Governance Matters: Why Institutional Design is Key to the Success of Community Organization Peter Gould, MPhil/PhD Institute of Archaeology, UCL

Archaeologists regularly create or promote community ventures--museums, crafts cooperatives, guides and docents, and many other activities intended to promote awareness of heritage and economic benefits that will favourably dispose the community to support excavations and investigations.

Archaeologists also speak often of sustainability for such ventures. Yet the track record for survival of museums, crafts cooperatives, or other community ventures in much of the world is very poor. This is an early report on research into why certain community-based projects do survive for many years. The theoretical foundations for the project are from the study of institutional features of successful community efforts to manage common pool resources initiated by Elinor Ostrom and her colleagues at the University of Indiana.

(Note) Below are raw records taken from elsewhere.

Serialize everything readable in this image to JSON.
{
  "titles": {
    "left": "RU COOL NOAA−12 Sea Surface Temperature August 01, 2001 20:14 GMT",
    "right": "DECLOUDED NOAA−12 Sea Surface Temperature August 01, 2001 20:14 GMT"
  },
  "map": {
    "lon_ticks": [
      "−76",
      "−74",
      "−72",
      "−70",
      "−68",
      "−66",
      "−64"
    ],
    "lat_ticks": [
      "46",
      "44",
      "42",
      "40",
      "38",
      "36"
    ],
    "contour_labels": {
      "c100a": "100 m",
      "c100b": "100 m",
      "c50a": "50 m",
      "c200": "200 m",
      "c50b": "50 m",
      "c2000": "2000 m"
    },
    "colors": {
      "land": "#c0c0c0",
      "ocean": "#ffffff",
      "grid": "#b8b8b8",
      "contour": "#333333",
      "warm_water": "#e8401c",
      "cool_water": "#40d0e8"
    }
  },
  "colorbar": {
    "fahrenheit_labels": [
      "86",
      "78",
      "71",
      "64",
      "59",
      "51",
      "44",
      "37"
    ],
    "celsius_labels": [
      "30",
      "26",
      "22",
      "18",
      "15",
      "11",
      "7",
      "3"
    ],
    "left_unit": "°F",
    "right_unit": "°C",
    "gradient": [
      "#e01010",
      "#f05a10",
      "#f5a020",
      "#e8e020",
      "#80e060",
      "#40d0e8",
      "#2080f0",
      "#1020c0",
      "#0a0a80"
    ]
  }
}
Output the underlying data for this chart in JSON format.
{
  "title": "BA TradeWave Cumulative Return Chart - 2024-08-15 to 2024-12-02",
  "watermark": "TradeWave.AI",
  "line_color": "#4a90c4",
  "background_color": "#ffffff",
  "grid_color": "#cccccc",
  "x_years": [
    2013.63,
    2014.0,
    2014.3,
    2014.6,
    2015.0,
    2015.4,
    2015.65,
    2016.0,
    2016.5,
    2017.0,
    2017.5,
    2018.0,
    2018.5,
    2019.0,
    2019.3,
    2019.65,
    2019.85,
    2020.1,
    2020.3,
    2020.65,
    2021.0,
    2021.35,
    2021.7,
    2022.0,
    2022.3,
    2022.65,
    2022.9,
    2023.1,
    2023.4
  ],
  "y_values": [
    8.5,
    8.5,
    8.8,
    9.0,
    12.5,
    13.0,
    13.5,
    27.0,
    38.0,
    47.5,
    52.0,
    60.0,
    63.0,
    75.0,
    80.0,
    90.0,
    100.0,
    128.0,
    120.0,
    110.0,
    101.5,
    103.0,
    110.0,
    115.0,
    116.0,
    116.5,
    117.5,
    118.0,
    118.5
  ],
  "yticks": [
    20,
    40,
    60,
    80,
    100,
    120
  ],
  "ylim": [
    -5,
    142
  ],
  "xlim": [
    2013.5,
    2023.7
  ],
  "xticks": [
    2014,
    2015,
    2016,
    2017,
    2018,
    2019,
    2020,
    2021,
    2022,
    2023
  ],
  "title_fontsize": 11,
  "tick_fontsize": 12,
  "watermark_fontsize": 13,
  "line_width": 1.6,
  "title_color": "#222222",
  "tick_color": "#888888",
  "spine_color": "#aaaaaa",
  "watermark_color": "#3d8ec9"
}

Building on that work and related case studies from tourism and heritage studies, the project on which this paper is an early report will examine in depth three community-based projects in three diverse cultural, political and legal contexts in order to identify the common features that underlie their success. The present paper will present the background to that study and findings from preliminary field work, and present tentative views on the features that are in fact key to sustainable community ventures.

Peter Gould is a former economist and business executive. He is a member of the Board of Overseers of the University of Pennsylvania Museum of Archaeology and Anthropology; a former overseer at the Allen Memorial Art Museum, Oberlin College, Ohio; and former Chairman of the Board of the Zoological Society of Philadelphia. Peter is a director of the Sustainable Preservation Initiative, a new NGO focused on underwriting community development projects associated with archaeological sites. He is currently an MPhil/PhD candidate at the Institute of Archaeology, University College London.

SESSION FIVE

‘Art and Archaeology’– Museum Archaeology in an Arts Council World Hedley, Swain, Director Museums and Renaissance, Arts Council England

This paper will give a perspective of what it will mean for the museum sector to have the Arts Council replaced by the MLA as government’s strategic agency and in particular what challenges and opportunities this might bring for museum archaeology.

Hedley Swain is a former field archaeologist, museum archaeologist and chair of the SMA. In recent years he has helped guide the museum sector in his roles at MLA and now with Arts Council England. He is the author if ‘An introduction to Museum Archaeology’.